Мы не сеем колючек - страница 5

стр.

— Мне хочется навсегда остаться в вашей семье! — объясняет она. — Вечно быть рядом с моей дорогой госпожой и моим добрым господином!

— Ты нам своя и всегда будешь своей! Но не надо говорить об этом сейчас. Бог даст, обойдется, выздоровеешь…

— Я так боюсь, что меня похоронят далеко от госпожи и господина!

— Бог с тобой! Ты останешься с нами. Ты ведь нам как родная!

В комнате снова воцаряется тишина. Женщина отворачивается к окну, за которым виднеется далекий сверкающий Нил, крыши домов и кроны деревьев. Из другого открытого окна доносится запах жасмина. Вздох облегчения вырывается у старой женщины. Кто не мечтает встретить свой последний час вот так, как она, — в покое и умиротворении!

Полвека такой жизни, которая выпала на ее долю, преждевременно сведут в могилу любого, самого терпеливого. Что хорошего видела она в этой жизни? Почти ничего. И нечего помянуть добром. Разве только время раннего детства да последние годы, проведенные в этой прекрасной семье, где она обрела долгожданный покой и душевное отдохновение.

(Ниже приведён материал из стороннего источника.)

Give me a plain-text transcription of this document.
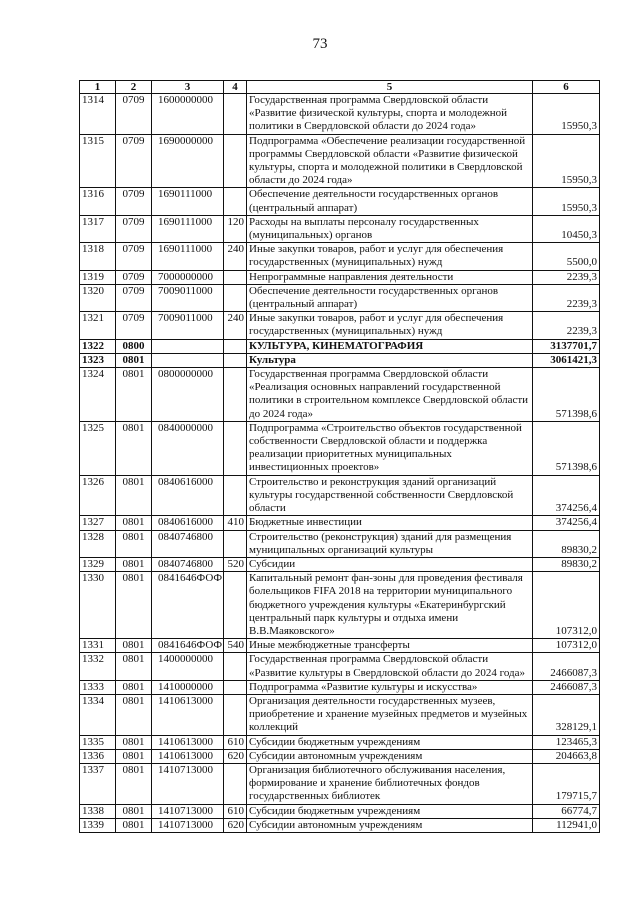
73
1	2	3	4	5	6
1314	0709	1600000000		Государственная программа Свердловской области «Развитие физической культуры, спорта и молодежной политики в Свердловской области до 2024 года»	15950,3
1315	0709	1690000000		Подпрограмма «Обеспечение реализации государственной программы Свердловской области «Развитие физической культуры, спорта и молодежной политики в Свердловской области до 2024 года»	15950,3
1316	0709	1690111000		Обеспечение деятельности государственных органов (центральный аппарат)	15950,3
1317	0709	1690111000	120	Расходы на выплаты персоналу государственных (муниципальных) органов	10450,3
1318	0709	1690111000	240	Иные закупки товаров, работ и услуг для обеспечения государственных (муниципальных) нужд	5500,0
1319	0709	7000000000		Непрограммные направления деятельности	2239,3
1320	0709	7009011000		Обеспечение деятельности государственных органов (центральный аппарат)	2239,3
1321	0709	7009011000	240	Иные закупки товаров, работ и услуг для обеспечения государственных (муниципальных) нужд	2239,3
1322	0800			КУЛЬТУРА, КИНЕМАТОГРАФИЯ	3137701,7
1323	0801			Культура	3061421,3
1324	0801	0800000000		Государственная программа Свердловской области «Реализация основных направлений государственной политики в строительном комплексе Свердловской области до 2024 года»	571398,6
1325	0801	0840000000		Подпрограмма «Строительство объектов государственной собственности Свердловской области и поддержка реализации приоритетных муниципальных инвестиционных проектов»	571398,6
1326	0801	0840616000		Строительство и реконструкция зданий организаций культуры государственной собственности Свердловской области	374256,4
1327	0801	0840616000	410	Бюджетные инвестиции	374256,4
1328	0801	0840746800		Строительство (реконструкция) зданий для размещения муниципальных организаций культуры	89830,2
1329	0801	0840746800	520	Субсидии	89830,2
1330	0801	0841646ФОФ		Капитальный ремонт фан-зоны для проведения фестиваля болельщиков FIFA 2018 на территории муниципального бюджетного учреждения культуры «Екатеринбургский центральный парк культуры и отдыха имени В.В.Маяковского»	107312,0
1331	0801	0841646ФОФ	540	Иные межбюджетные трансферты	107312,0
1332	0801	1400000000		Государственная программа Свердловской области «Развитие культуры в Свердловской области до 2024 года»	2466087,3
1333	0801	1410000000		Подпрограмма «Развитие культуры и искусства»	2466087,3
1334	0801	1410613000		Организация деятельности государственных музеев, приобретение и хранение музейных предметов и музейных коллекций	328129,1
1335	0801	1410613000	610	Субсидии бюджетным учреждениям	123465,3
1336	0801	1410613000	620	Субсидии автономным учреждениям	204663,8
1337	0801	1410713000		Организация библиотечного обслуживания населения, формирование и хранение библиотечных фондов государственных библиотек	179715,7
1338	0801	1410713000	610	Субсидии бюджетным учреждениям	66774,7
1339	0801	1410713000	620	Субсидии автономным учреждениям	112941,0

Она вспоминает себя девочкой лет пяти, может быть чуть постарше. Родительский дом… отец Габер… мачеха Даляль. Лачуга, затерянная в квартале эль-Маварди… Седая борода отца, искаженное злобой лицо мачехи…

О родной матери Сейида ничего не знала, лишь слышала иногда случайные упоминания о ней в разговорах соседей. Конечно, мать у нее была как же иначе, но детская память не сохранила ни одной черточки ее образа. По правде говоря, она и не слишком стремилась узнать что-нибудь больше. Зачем? Раз матери не было рядом, чтобы защитить дочку от побоев, обласкать, утешить, дать несколько миллимов[1] на покупку сластей или хотя бы самой обычной морковки, то и нечего зря бередить душу. Что толку? Дома же имя матери чаще всего всплывало во время ссор между отцом и мачехой. В такие минуты отец с горьким сожалением говорил о первой жене, рано ушедшей из жизни. Так что имя матери оставалось в ее памяти связанным лишь с семейными скандалами.

Ссоры эти обычно начинались так. Отец просовывал голову в рабочую галабею[2], натягивал ее, стараясь побыстрее прикрыть драную майку, грязные длинные трусы и жалкие остатки носков, и замечал дыру. Тут он давал волю гневу.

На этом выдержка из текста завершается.